Ketika cobaan sepasang suami istri yang harus di uji dengan berbagai cobaan. Begitu menyakitkan saat orang yang kita cintai tidak mengenal kita lagi. Seperti halnya yang dirasakan Exelin saat ini. Hatinya begitu hancur saat mendengar bagaimana keadaan sang suami setelah mengalami kecelakaan saat bersamanya. Tidur panjangnya selama tiga tahun membuat Exelin harus melewatkan masa perkembangan sang putra. Buah cintanya dengan Amar. Laki-laki yang sangat dia cintai dengan sepenuh hati. Tapi dia sangat bersyukur, berkat sang kakak yang selalu merekam kegiatan sang putra mulai dia lahir sampai sekarang usianya menginjak umur tiga tahun. Dengan video yang direkam sang kakak, Exelin bisa melihat video-video putranya. Meskipun dengan hati yang sakit tidak bisa menyaksikan langsung bagaimana lucunya sang putra di saat itu.
“Apa yang sedang kamu pikirkan?” ucap Rio pada sang adik. Exelin menatap sang kakak yang sedang berdiri menatapnya.
“Aku merasa bersalah telah melewatkan masa kecil Alex,” ucap Exelin dengan sedih.

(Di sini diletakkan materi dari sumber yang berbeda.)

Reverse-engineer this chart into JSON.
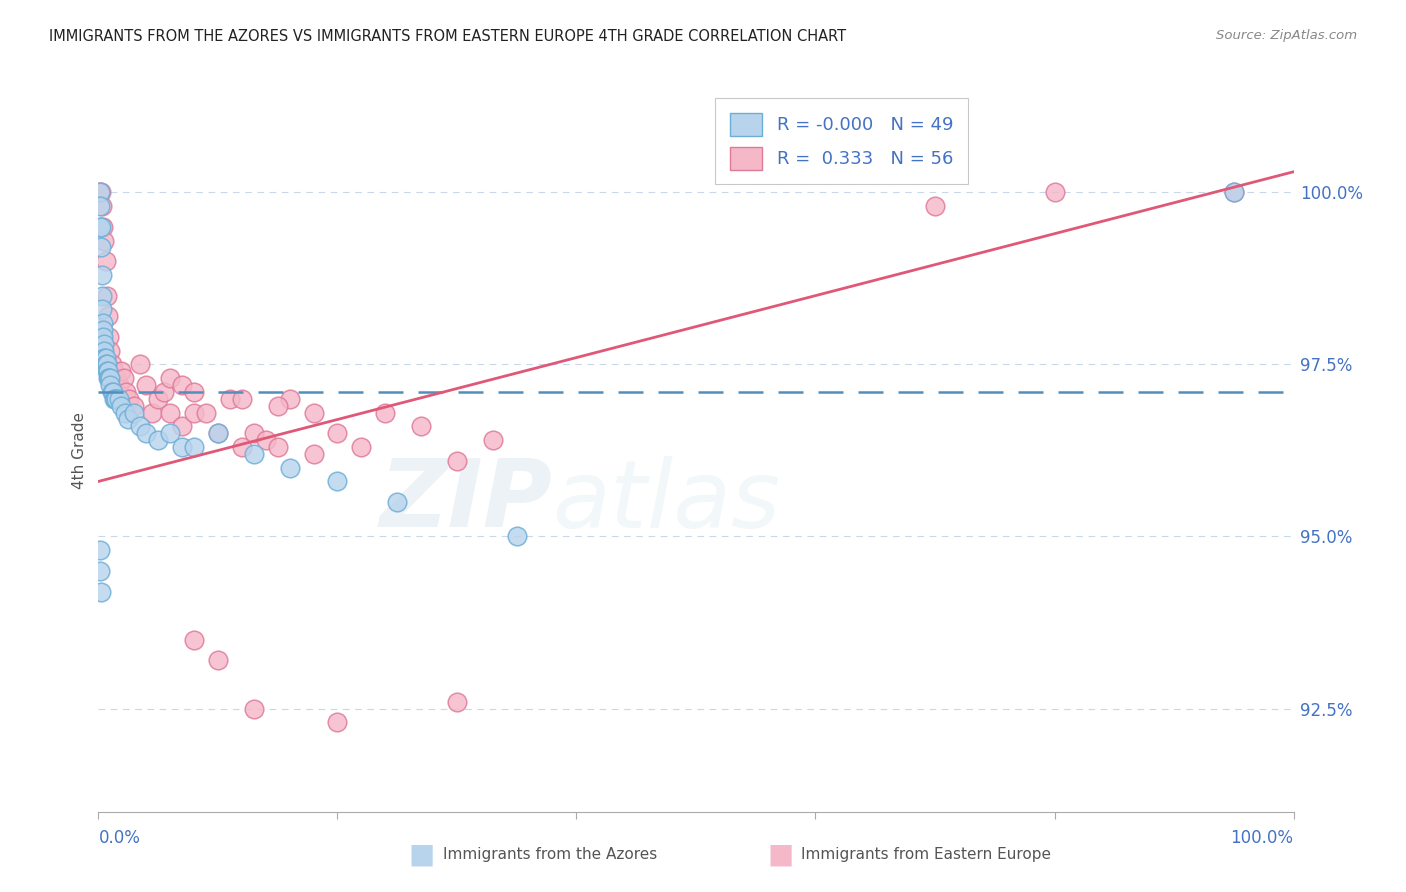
{
  "title": "IMMIGRANTS FROM THE AZORES VS IMMIGRANTS FROM EASTERN EUROPE 4TH GRADE CORRELATION CHART",
  "source": "Source: ZipAtlas.com",
  "ylabel": "4th Grade",
  "y_ticks": [
    92.5,
    95.0,
    97.5,
    100.0
  ],
  "y_tick_labels": [
    "92.5%",
    "95.0%",
    "97.5%",
    "100.0%"
  ],
  "xlim": [
    0.0,
    1.0
  ],
  "ylim": [
    91.0,
    101.5
  ],
  "watermark_zip": "ZIP",
  "watermark_atlas": "atlas",
  "legend_r1": "R = -0.000",
  "legend_n1": "N = 49",
  "legend_r2": "R =  0.333",
  "legend_n2": "N = 56",
  "series1_name": "Immigrants from the Azores",
  "series2_name": "Immigrants from Eastern Europe",
  "series1_color": "#b8d4ed",
  "series1_edge": "#6baed6",
  "series2_color": "#f4b8c8",
  "series2_edge": "#e07898",
  "trend1_color": "#4f8fc0",
  "trend2_color": "#e05878",
  "grid_color": "#c8d8e8",
  "tick_label_color": "#4472c4",
  "title_color": "#222222",
  "source_color": "#888888",
  "trend1_y": 97.1,
  "trend2_x0": 0.0,
  "trend2_y0": 95.8,
  "trend2_x1": 1.0,
  "trend2_y1": 100.3,
  "series1_x": [
    0.001,
    0.001,
    0.001,
    0.002,
    0.002,
    0.003,
    0.003,
    0.003,
    0.004,
    0.004,
    0.004,
    0.005,
    0.005,
    0.005,
    0.006,
    0.006,
    0.007,
    0.007,
    0.008,
    0.008,
    0.009,
    0.01,
    0.01,
    0.011,
    0.012,
    0.013,
    0.014,
    0.015,
    0.017,
    0.019,
    0.022,
    0.025,
    0.03,
    0.035,
    0.04,
    0.05,
    0.06,
    0.07,
    0.08,
    0.1,
    0.13,
    0.16,
    0.2,
    0.25,
    0.35,
    0.001,
    0.001,
    0.002,
    0.95
  ],
  "series1_y": [
    100.0,
    99.8,
    99.5,
    99.5,
    99.2,
    98.8,
    98.5,
    98.3,
    98.1,
    98.0,
    97.9,
    97.8,
    97.7,
    97.6,
    97.6,
    97.5,
    97.5,
    97.4,
    97.4,
    97.3,
    97.3,
    97.3,
    97.2,
    97.1,
    97.1,
    97.0,
    97.0,
    97.0,
    97.0,
    96.9,
    96.8,
    96.7,
    96.8,
    96.6,
    96.5,
    96.4,
    96.5,
    96.3,
    96.3,
    96.5,
    96.2,
    96.0,
    95.8,
    95.5,
    95.0,
    94.8,
    94.5,
    94.2,
    100.0
  ],
  "series2_x": [
    0.001,
    0.002,
    0.003,
    0.004,
    0.005,
    0.006,
    0.007,
    0.008,
    0.009,
    0.01,
    0.011,
    0.013,
    0.015,
    0.017,
    0.019,
    0.021,
    0.023,
    0.026,
    0.03,
    0.035,
    0.04,
    0.045,
    0.05,
    0.055,
    0.06,
    0.07,
    0.08,
    0.09,
    0.1,
    0.11,
    0.12,
    0.13,
    0.14,
    0.15,
    0.16,
    0.18,
    0.2,
    0.22,
    0.24,
    0.27,
    0.3,
    0.33,
    0.06,
    0.07,
    0.08,
    0.12,
    0.15,
    0.18,
    0.08,
    0.1,
    0.13,
    0.2,
    0.3,
    0.7,
    0.8,
    0.95
  ],
  "series2_y": [
    100.0,
    100.0,
    99.8,
    99.5,
    99.3,
    99.0,
    98.5,
    98.2,
    97.9,
    97.7,
    97.5,
    97.4,
    97.3,
    97.2,
    97.4,
    97.3,
    97.1,
    97.0,
    96.9,
    97.5,
    97.2,
    96.8,
    97.0,
    97.1,
    96.8,
    96.6,
    96.8,
    96.8,
    96.5,
    97.0,
    96.3,
    96.5,
    96.4,
    96.3,
    97.0,
    96.2,
    96.5,
    96.3,
    96.8,
    96.6,
    96.1,
    96.4,
    97.3,
    97.2,
    97.1,
    97.0,
    96.9,
    96.8,
    93.5,
    93.2,
    92.5,
    92.3,
    92.6,
    99.8,
    100.0,
    100.0
  ]
}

“Jangan bersedih! Yang terpenting sekarang Alex bisa bersamamu. Dia bisa merasakan kasih sayang mamanya kembali,” ucap Rio pada sang adik yang terlihat sedih.
“Apa Amar mengenal putranya, Kak?” tanya Exelin pada Rio. Rio menggelengkan kepalanya. Exelin yang mendengarnya, hatinya terasa sakit. Anak yang selama ini diharap-harapkan suaminya, malahan sekarang suaminya tidak mengenali anaknya sendiri. Exelin tidak bisa membayangkan bagaimana perasaan Alex yang tidak dikenali papanya sendiri.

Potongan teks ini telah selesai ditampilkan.